The elephant in the room that noone mentioned to the OP yet unless I missed it is... are you aware of the power requirement of such a large element? I'm not sure if this is a hypothetical design excercise or if you really have to build it but you're looking at a large 240v breaker.
My 2 pole 50 amp 240 volt breaker fits in my panel it's no wider than the 20, 30 and 40 amp 2 pole breakers. As far a high cost for large amp GFI breakers I paid after tax $48.92 for a GE 50 amp 2 pole 240 volt GFI breaker, THQL2150GF1. This thu Ace Liquidating Company a coupe years ago. They buy end of job extra electrical materals off construction sites at a low bid offer. Not only new but used breakers all tested before sold.
Boby_M, yes i'm aware of the power requirements of two 5,500 watt elements on at 11,000 watts when heating up. Not a single element like you posted above, a single 11,000 watt element would be a whopper. This is for a future planned system build not a just a hypothetical design exercise as you stated above.
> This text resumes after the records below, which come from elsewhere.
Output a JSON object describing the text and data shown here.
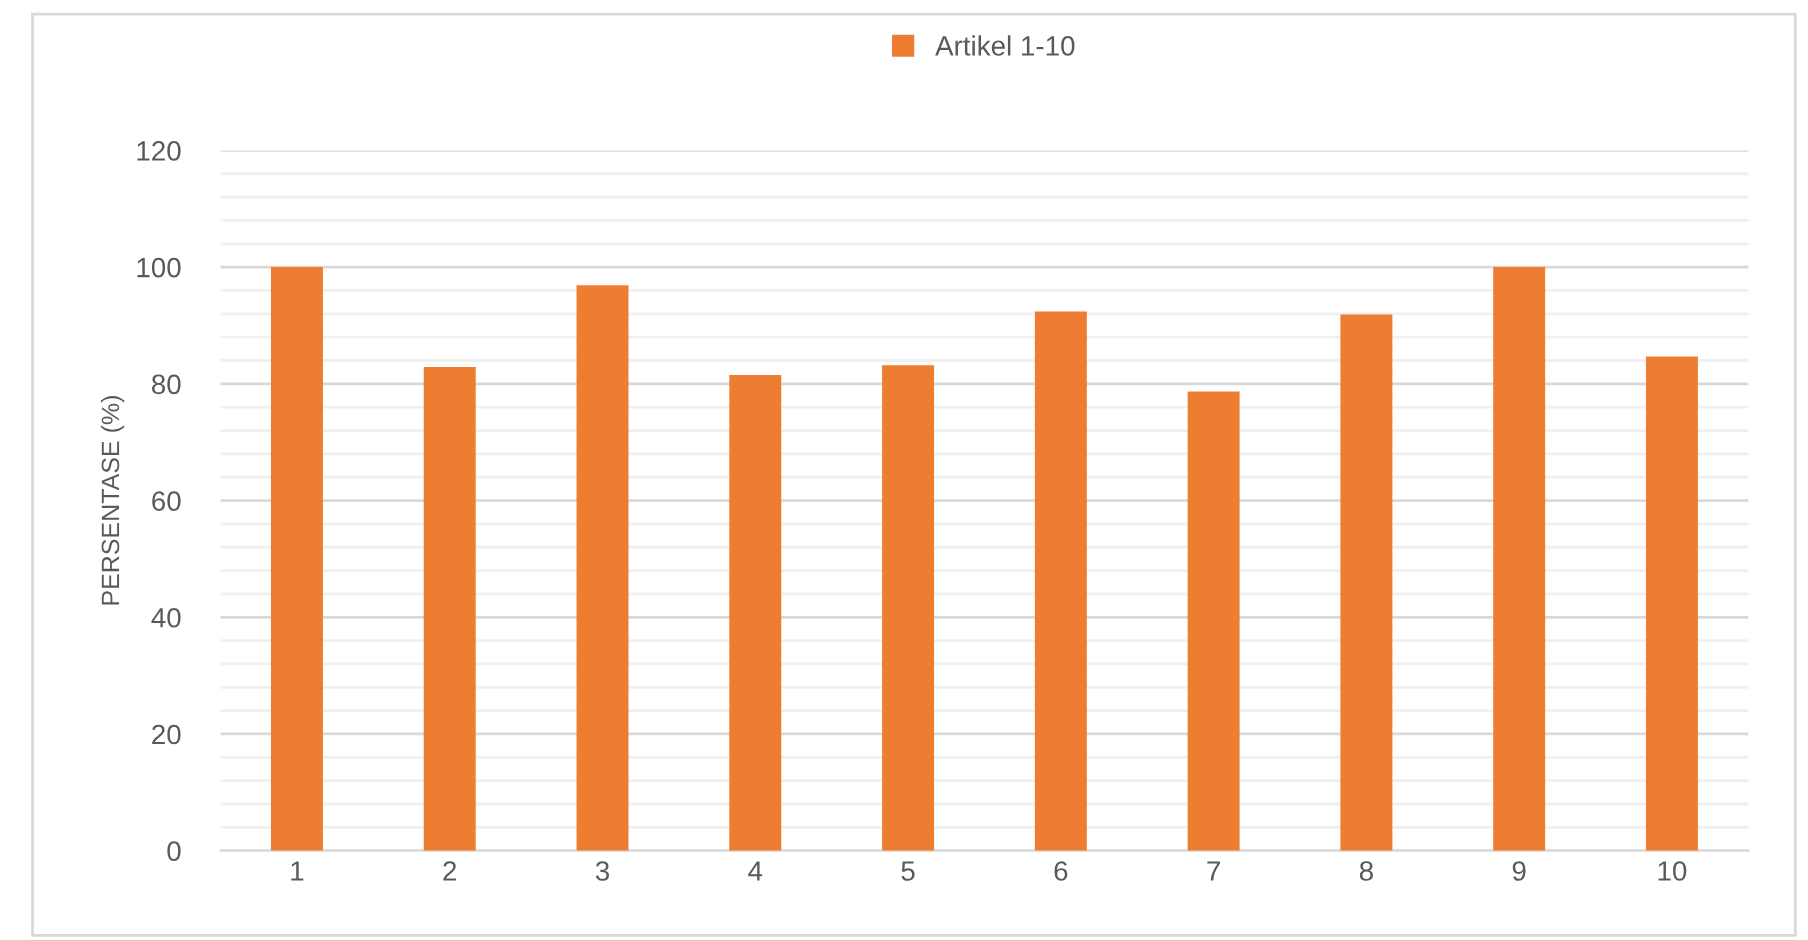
{
  "chart_data": {
    "type": "bar",
    "ylabel": "PERSENTASE (%)",
    "categories": [
      "1",
      "2",
      "3",
      "4",
      "5",
      "6",
      "7",
      "8",
      "9",
      "10"
    ],
    "series": [
      {
        "name": "Artikel 1-10",
        "color": "#ed7d31",
        "values": [
          100,
          82.9,
          96.9,
          81.5,
          83.2,
          92.4,
          78.7,
          91.9,
          100,
          84.7
        ]
      }
    ],
    "ylim": [
      0,
      120
    ],
    "yticks": [
      0,
      {
        "value": 4,
        "label": null
      },
      {
        "value": 8,
        "label": null
      },
      {
        "value": 12,
        "label": null
      },
      {
        "value": 16,
        "label": null
      },
      20,
      {
        "value": 24,
        "label": null
      },
      {
        "value": 28,
        "label": null
      },
      {
        "value": 32,
        "label": null
      },
      {
        "value": 36,
        "label": null
      },
      40,
      {
        "value": 44,
        "label": null
      },
      {
        "value": 48,
        "label": null
      },
      {
        "value": 52,
        "label": null
      },
      {
        "value": 56,
        "label": null
      },
      60,
      {
        "value": 64,
        "label": null
      },
      {
        "value": 68,
        "label": null
      },
      {
        "value": 72,
        "label": null
      },
      {
        "value": 76,
        "label": null
      },
      80,
      {
        "value": 84,
        "label": null
      },
      {
        "value": 88,
        "label": null
      },
      {
        "value": 92,
        "label": null
      },
      {
        "value": 96,
        "label": null
      },
      100,
      {
        "value": 104,
        "label": null
      },
      {
        "value": 108,
        "label": null
      },
      {
        "value": 112,
        "label": null
      },
      {
        "value": 116,
        "label": null
      },
      120
    ],
    "grid": "y",
    "legend": "top"
  }
}
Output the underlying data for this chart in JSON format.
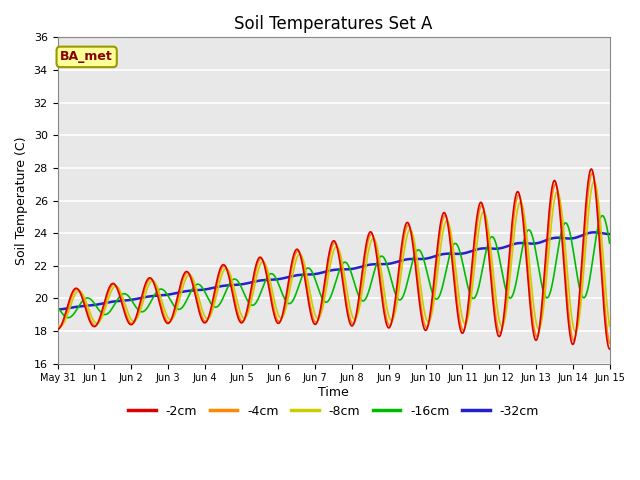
{
  "title": "Soil Temperatures Set A",
  "xlabel": "Time",
  "ylabel": "Soil Temperature (C)",
  "ylim": [
    16,
    36
  ],
  "yticks": [
    16,
    18,
    20,
    22,
    24,
    26,
    28,
    30,
    32,
    34,
    36
  ],
  "xtick_labels": [
    "May 31",
    "Jun 1",
    "Jun 2",
    "Jun 3",
    "Jun 4",
    "Jun 5",
    "Jun 6",
    "Jun 7",
    "Jun 8",
    "Jun 9",
    "Jun 10",
    "Jun 11",
    "Jun 12",
    "Jun 13",
    "Jun 14",
    "Jun 15"
  ],
  "label_box": "BA_met",
  "line_colors": [
    "#dd0000",
    "#ff8800",
    "#cccc00",
    "#00bb00",
    "#2222cc"
  ],
  "line_labels": [
    "-2cm",
    "-4cm",
    "-8cm",
    "-16cm",
    "-32cm"
  ],
  "line_widths": [
    1.2,
    1.2,
    1.2,
    1.2,
    1.8
  ],
  "background_color": "#e8e8e8",
  "figure_background": "#ffffff",
  "grid_color": "#ffffff",
  "title_fontsize": 12
}
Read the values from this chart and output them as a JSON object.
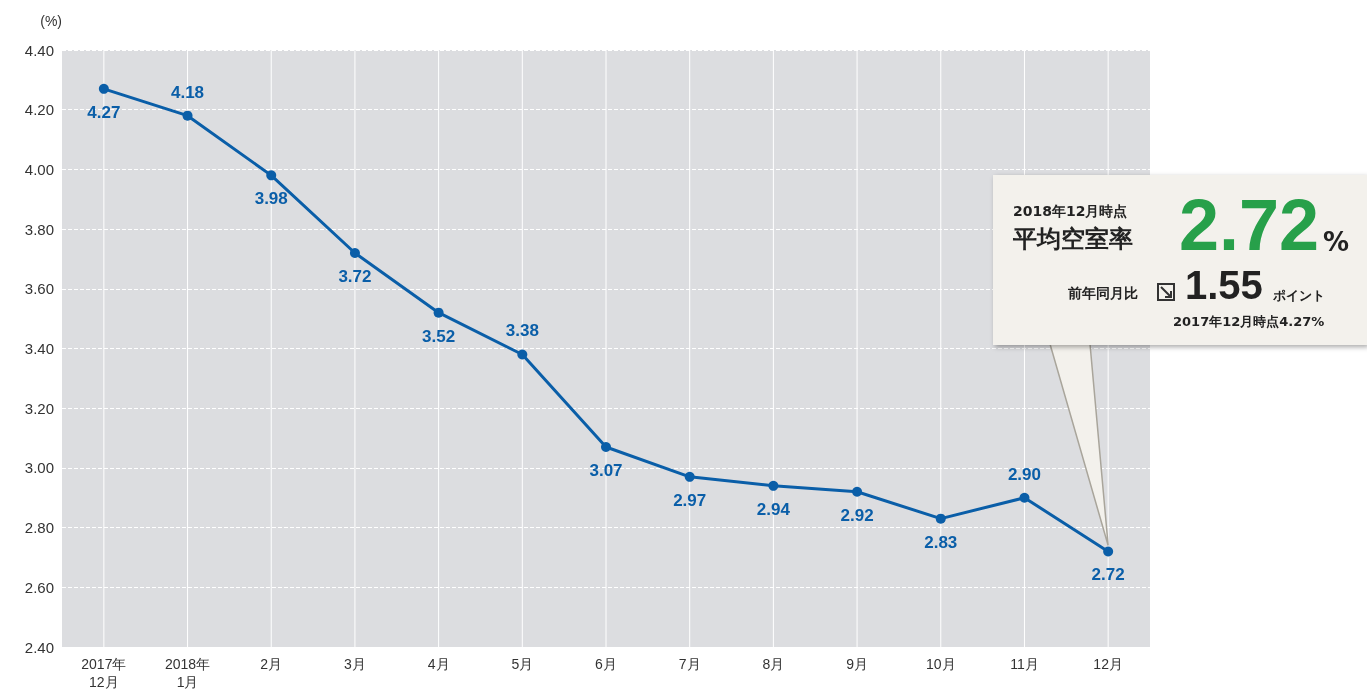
{
  "chart_data": {
    "type": "line",
    "ylabel": "(%)",
    "categories": [
      "2017年\n12月",
      "2018年\n1月",
      "2月",
      "3月",
      "4月",
      "5月",
      "6月",
      "7月",
      "8月",
      "9月",
      "10月",
      "11月",
      "12月"
    ],
    "series": [
      {
        "color": "#0a5ea8",
        "values": [
          4.27,
          4.18,
          3.98,
          3.72,
          3.52,
          3.38,
          3.07,
          2.97,
          2.94,
          2.92,
          2.83,
          2.9,
          2.72
        ]
      }
    ],
    "ylim": [
      2.4,
      4.4
    ],
    "yticks": [
      {
        "value": 2.4,
        "label": "2.40"
      },
      {
        "value": 2.6,
        "label": "2.60"
      },
      {
        "value": 2.8,
        "label": "2.80"
      },
      {
        "value": 3,
        "label": "3.00"
      },
      {
        "value": 3.2,
        "label": "3.20"
      },
      {
        "value": 3.4,
        "label": "3.40"
      },
      {
        "value": 3.6,
        "label": "3.60"
      },
      {
        "value": 3.8,
        "label": "3.80"
      },
      {
        "value": 4,
        "label": "4.00"
      },
      {
        "value": 4.2,
        "label": "4.20"
      },
      {
        "value": 4.4,
        "label": "4.40"
      }
    ],
    "grid": true,
    "marker": "circle",
    "line_style": "solid",
    "value_labels": [
      "4.27",
      "4.18",
      "3.98",
      "3.72",
      "3.52",
      "3.38",
      "3.07",
      "2.97",
      "2.94",
      "2.92",
      "2.83",
      "2.90",
      "2.72"
    ],
    "annotations": [
      "2018年12月時点",
      "平均空室率",
      "2.72",
      "%",
      "前年同月比",
      "1.55",
      "ポイント",
      "2017年12月時点4.27%"
    ]
  }
}
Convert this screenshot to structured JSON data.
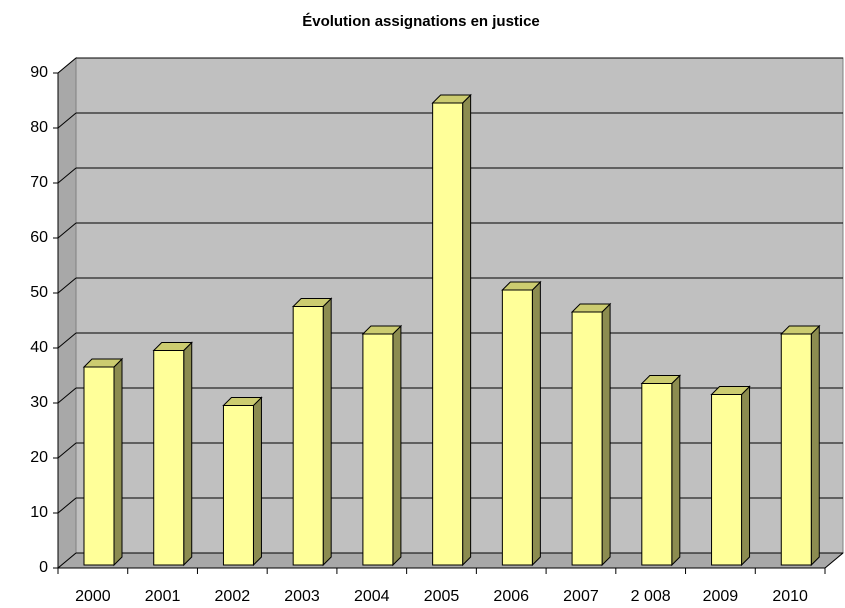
{
  "chart_data": {
    "type": "bar",
    "title": "Évolution assignations en justice",
    "categories": [
      "2000",
      "2001",
      "2002",
      "2003",
      "2004",
      "2005",
      "2006",
      "2007",
      "2 008",
      "2009",
      "2010"
    ],
    "values": [
      36,
      39,
      29,
      47,
      42,
      84,
      50,
      46,
      33,
      31,
      42
    ],
    "color": "#ffff99",
    "ylim": [
      0,
      90
    ],
    "yticks": [
      0,
      10,
      20,
      30,
      40,
      50,
      60,
      70,
      80,
      90
    ],
    "grid": true
  }
}
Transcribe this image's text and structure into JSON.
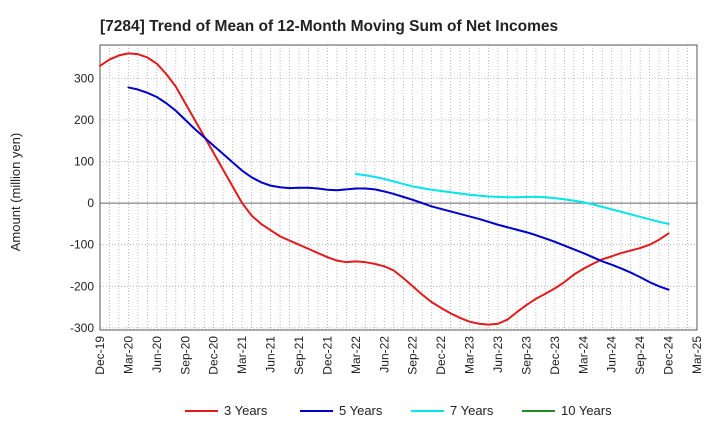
{
  "chart_data": {
    "type": "line",
    "title": "[7284]  Trend of Mean of 12-Month Moving Sum of Net Incomes",
    "xlabel": "",
    "ylabel": "Amount (million yen)",
    "ylim": [
      -305,
      380
    ],
    "yticks": [
      -300,
      -200,
      -100,
      0,
      100,
      200,
      300
    ],
    "ytick_labels": [
      "-300",
      "-200",
      "-100",
      "0",
      "100",
      "200",
      "300"
    ],
    "categories": [
      "Dec-19",
      "Mar-20",
      "Jun-20",
      "Sep-20",
      "Dec-20",
      "Mar-21",
      "Jun-21",
      "Sep-21",
      "Dec-21",
      "Mar-22",
      "Jun-22",
      "Sep-22",
      "Dec-22",
      "Mar-23",
      "Jun-23",
      "Sep-23",
      "Dec-23",
      "Mar-24",
      "Jun-24",
      "Sep-24",
      "Dec-24",
      "Mar-25"
    ],
    "grid": true,
    "legend_position": "bottom",
    "series": [
      {
        "name": "3 Years",
        "color": "#e41a1c",
        "x": [
          "Dec-19",
          "Jan-20",
          "Feb-20",
          "Mar-20",
          "Apr-20",
          "May-20",
          "Jun-20",
          "Jul-20",
          "Aug-20",
          "Sep-20",
          "Oct-20",
          "Nov-20",
          "Dec-20",
          "Jan-21",
          "Feb-21",
          "Mar-21",
          "Apr-21",
          "May-21",
          "Jun-21",
          "Jul-21",
          "Aug-21",
          "Sep-21",
          "Oct-21",
          "Nov-21",
          "Dec-21",
          "Jan-22",
          "Feb-22",
          "Mar-22",
          "Apr-22",
          "May-22",
          "Jun-22",
          "Jul-22",
          "Aug-22",
          "Sep-22",
          "Oct-22",
          "Nov-22",
          "Dec-22",
          "Jan-23",
          "Feb-23",
          "Mar-23",
          "Apr-23",
          "May-23",
          "Jun-23",
          "Jul-23",
          "Aug-23",
          "Sep-23",
          "Oct-23",
          "Nov-23",
          "Dec-23",
          "Jan-24",
          "Feb-24",
          "Mar-24",
          "Apr-24",
          "May-24",
          "Jun-24",
          "Jul-24",
          "Aug-24",
          "Sep-24",
          "Oct-24",
          "Nov-24",
          "Dec-24"
        ],
        "values": [
          330,
          345,
          355,
          360,
          358,
          350,
          335,
          310,
          280,
          240,
          200,
          160,
          120,
          80,
          40,
          0,
          -30,
          -50,
          -65,
          -80,
          -90,
          -100,
          -110,
          -120,
          -130,
          -138,
          -142,
          -140,
          -142,
          -146,
          -152,
          -162,
          -180,
          -200,
          -220,
          -238,
          -252,
          -265,
          -276,
          -285,
          -290,
          -292,
          -290,
          -280,
          -262,
          -245,
          -230,
          -218,
          -205,
          -190,
          -172,
          -158,
          -146,
          -135,
          -128,
          -120,
          -114,
          -108,
          -100,
          -88,
          -73
        ]
      },
      {
        "name": "5 Years",
        "color": "#0000cc",
        "x": [
          "Mar-20",
          "Apr-20",
          "May-20",
          "Jun-20",
          "Jul-20",
          "Aug-20",
          "Sep-20",
          "Oct-20",
          "Nov-20",
          "Dec-20",
          "Jan-21",
          "Feb-21",
          "Mar-21",
          "Apr-21",
          "May-21",
          "Jun-21",
          "Jul-21",
          "Aug-21",
          "Sep-21",
          "Oct-21",
          "Nov-21",
          "Dec-21",
          "Jan-22",
          "Feb-22",
          "Mar-22",
          "Apr-22",
          "May-22",
          "Jun-22",
          "Jul-22",
          "Aug-22",
          "Sep-22",
          "Oct-22",
          "Nov-22",
          "Dec-22",
          "Jan-23",
          "Feb-23",
          "Mar-23",
          "Apr-23",
          "May-23",
          "Jun-23",
          "Jul-23",
          "Aug-23",
          "Sep-23",
          "Oct-23",
          "Nov-23",
          "Dec-23",
          "Jan-24",
          "Feb-24",
          "Mar-24",
          "Apr-24",
          "May-24",
          "Jun-24",
          "Jul-24",
          "Aug-24",
          "Sep-24",
          "Oct-24",
          "Nov-24",
          "Dec-24"
        ],
        "values": [
          278,
          273,
          265,
          255,
          240,
          222,
          200,
          178,
          158,
          138,
          118,
          98,
          78,
          62,
          50,
          42,
          38,
          36,
          37,
          37,
          35,
          32,
          31,
          33,
          35,
          35,
          33,
          28,
          22,
          15,
          8,
          0,
          -8,
          -14,
          -20,
          -26,
          -32,
          -38,
          -45,
          -52,
          -58,
          -64,
          -70,
          -77,
          -85,
          -93,
          -102,
          -111,
          -120,
          -130,
          -140,
          -148,
          -157,
          -167,
          -178,
          -190,
          -200,
          -208
        ]
      },
      {
        "name": "7 Years",
        "color": "#00e5ee",
        "x": [
          "Mar-22",
          "Apr-22",
          "May-22",
          "Jun-22",
          "Jul-22",
          "Aug-22",
          "Sep-22",
          "Oct-22",
          "Nov-22",
          "Dec-22",
          "Jan-23",
          "Feb-23",
          "Mar-23",
          "Apr-23",
          "May-23",
          "Jun-23",
          "Jul-23",
          "Aug-23",
          "Sep-23",
          "Oct-23",
          "Nov-23",
          "Dec-23",
          "Jan-24",
          "Feb-24",
          "Mar-24",
          "Apr-24",
          "May-24",
          "Jun-24",
          "Jul-24",
          "Aug-24",
          "Sep-24",
          "Oct-24",
          "Nov-24",
          "Dec-24"
        ],
        "values": [
          70,
          67,
          63,
          58,
          52,
          46,
          40,
          36,
          32,
          29,
          26,
          23,
          20,
          18,
          16,
          15,
          14,
          14,
          15,
          15,
          14,
          12,
          9,
          6,
          2,
          -3,
          -9,
          -15,
          -21,
          -27,
          -33,
          -39,
          -45,
          -50
        ]
      },
      {
        "name": "10 Years",
        "color": "#228b22",
        "x": [],
        "values": []
      }
    ]
  }
}
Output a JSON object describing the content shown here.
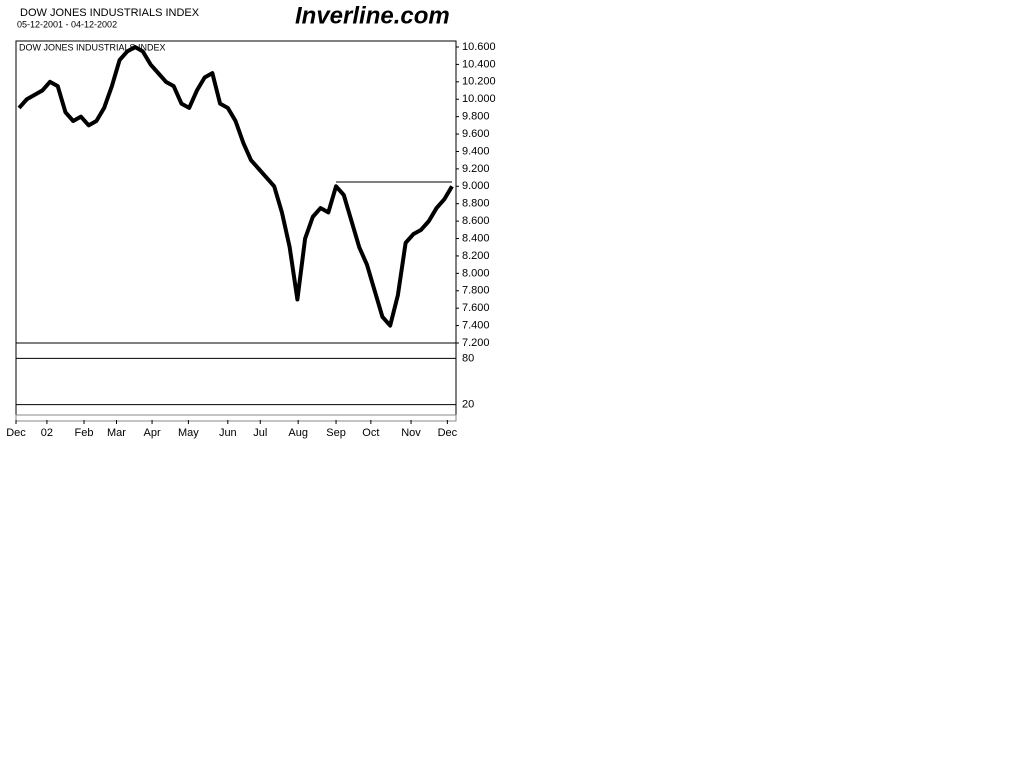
{
  "header": {
    "title": "DOW JONES INDUSTRIALS INDEX",
    "date_range": "05-12-2001 - 04-12-2002",
    "logo": "Inverline.com"
  },
  "chart_data": {
    "type": "line",
    "title": "DOW JONES INDUSTRIALS INDEX",
    "color": "#000000",
    "values": [
      9900,
      10000,
      10050,
      10100,
      10200,
      10150,
      9850,
      9750,
      9800,
      9700,
      9750,
      9900,
      10150,
      10450,
      10550,
      10600,
      10550,
      10400,
      10300,
      10200,
      10150,
      9950,
      9900,
      10100,
      10250,
      10300,
      9950,
      9900,
      9750,
      9500,
      9300,
      9200,
      9100,
      9000,
      8700,
      8300,
      7700,
      8400,
      8650,
      8750,
      8700,
      9000,
      8900,
      8600,
      8300,
      8100,
      7800,
      7500,
      7400,
      7750,
      8350,
      8450,
      8500,
      8600,
      8750,
      8850,
      9000
    ],
    "xlim": [
      -0.4,
      56
    ],
    "xticks": [
      {
        "value": -0.4,
        "label": "Dec"
      },
      {
        "value": 3.6,
        "label": "02"
      },
      {
        "value": 8.4,
        "label": "Feb"
      },
      {
        "value": 12.6,
        "label": "Mar"
      },
      {
        "value": 17.2,
        "label": "Apr"
      },
      {
        "value": 21.9,
        "label": "May"
      },
      {
        "value": 27,
        "label": "Jun"
      },
      {
        "value": 31.2,
        "label": "Jul"
      },
      {
        "value": 36.1,
        "label": "Aug"
      },
      {
        "value": 41,
        "label": "Sep"
      },
      {
        "value": 45.5,
        "label": "Oct"
      },
      {
        "value": 50.7,
        "label": "Nov"
      },
      {
        "value": 55.4,
        "label": "Dec"
      }
    ],
    "ylim": [
      7200,
      10600
    ],
    "yticks": [
      {
        "value": 10600,
        "label": "10.600"
      },
      {
        "value": 10400,
        "label": "10.400"
      },
      {
        "value": 10200,
        "label": "10.200"
      },
      {
        "value": 10000,
        "label": "10.000"
      },
      {
        "value": 9800,
        "label": "9.800"
      },
      {
        "value": 9600,
        "label": "9.600"
      },
      {
        "value": 9400,
        "label": "9.400"
      },
      {
        "value": 9200,
        "label": "9.200"
      },
      {
        "value": 9000,
        "label": "9.000"
      },
      {
        "value": 8800,
        "label": "8.800"
      },
      {
        "value": 8600,
        "label": "8.600"
      },
      {
        "value": 8400,
        "label": "8.400"
      },
      {
        "value": 8200,
        "label": "8.200"
      },
      {
        "value": 8000,
        "label": "8.000"
      },
      {
        "value": 7800,
        "label": "7.800"
      },
      {
        "value": 7600,
        "label": "7.600"
      },
      {
        "value": 7400,
        "label": "7.400"
      },
      {
        "value": 7200,
        "label": "7.200"
      }
    ],
    "reference_line": 9050,
    "lower_panel": {
      "ylim": [
        0,
        100
      ],
      "yticks": [
        80,
        20
      ]
    }
  }
}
slnies; Yes i'm wanting some BTU's heating for my system going electric heating but nothing compared to the 120,000, 180,000 210,000, 240,000 plus advertised rated BTU output burners that sound like a aircraft jet engine roaring many propane heated systems forum member use and stated using a 15.5 gallon keggle for 5 or 10 gallon batches. Those "overkill" 11,000 watts times 3.41499 converts to 37,564 BTU's and that's at 100% efficiency which will be a little less for sure like a 5% loss. I want to be able to heat and net a full 15 gallons for 3 corny's after the fermenter with a large volume boil keggle. I hate those long wait slow temp rises that I have read about on this forum and seen in operation.
Looking at the 37,564 BTU's times 95% efficiency of 35,686 BTU's looks rather small compared to all the propane burners BTU ratings
that are advertised.
As mentioned above why not go to 31 gallons, that's too large for my needs, wants and design. The 21-22 gallon MLT and boil kettles size will allow me plenty of head space above the mash and boil kettles liquid level when a 18-19 plus gallon mash volume is required. I did see a AG demo brew at a LHBS that used those 50 litre MLT and boil pots that had less than 1/2" from the top of pot with only 1/4" liquid above the grain bed then attempted a fly sparge resulting in a lot of liquid on the floor. A quick opinion was made on that system. The same manufactured 50 litre imported boil pot was used with little head space left with a boil over that followed. Another AG different LHBS with keggles I watched a Russsian Stout with a big grain bill filled to the MLT's brim, again my opinion go larger for big grain bills if that is what you like to brew. That would include me. After this second viewing I knew I would not be happy hence coming up with a 21-22 gallons design of total volume I came up with for more MLT and boil volume plus head space. My thinking it would be nice to be able to boil 19 plus gallons down and still have 16 for the fermenter. Later to fill 3 corny's with 15 gallons total not a partically filled third corny. This capacity of a brew system would allow me to make full 15 gallon net, 10 or 5 with this design. Larger manufactured kettles are way to expensive for my liking why pay hundreds of dollars on something I can make as I have the kegs besides the larger diameter of these pots open surface area vs a 10" or 12" opening cut on a keggle maintaining a smaller volume of boil off within what is needed.
I have a larger GFI breaker available if needed free besides #12 to #2/4 SOO cord handy, a couple hundred feet of each size in storage.
Welders and brewing system will take up a large amount of the large size S00 cords, I had future plans when I took these free cords home. The pack rat in me.
Below not related to OP thread reply just something I just wanted to add;
The cords were a free for the asking at the end of a 3 1/2 year job. Temp power SOO cords just dusty from car and truck exhaust in ventilation ducts 7' x 22' cement over time. As many as 7 runs x two tunnels over 3,900' long each were yanked out with a tractor and headed to the scrap yard. A state Cal/Trans highway job where time vs cord value wasn't an issue, they, Cal/Trans already paid for the SOO cords. On a multi million dollar job over 100, cords were not an issue. I collected what I wanted before it was ripped out into shreds. I took many loads to scrap with the companies 5 ton truck with my crew. Over $83K in SOO cord alone not counting the #12 to 250 MCM removed the year before for "$47K in scrap. The company wanted half plus the cost of the diesel used. Best part we were paid on company time then split the money amongst the crew. This only after the crew was scaled way down, a little greed kicked in with the original foremen and crew members. My share went to a new 251 Mig w/30A gun and two 280 cu/ft bottles owner owned for the Tig and Mig, kids college bank accounts, family Hawaiian vacation plus $2,500 for homeless battered mothers in my town. I'm not a total cheap bast**d / A-hole it comes from the heart. Easy come easy go plus karma. To spend my money on a high dollar manufacrured brew unit is where I draw the line, no way.
Moderators, if this is way off forum topic and needs to be removed do so I respect your opinions.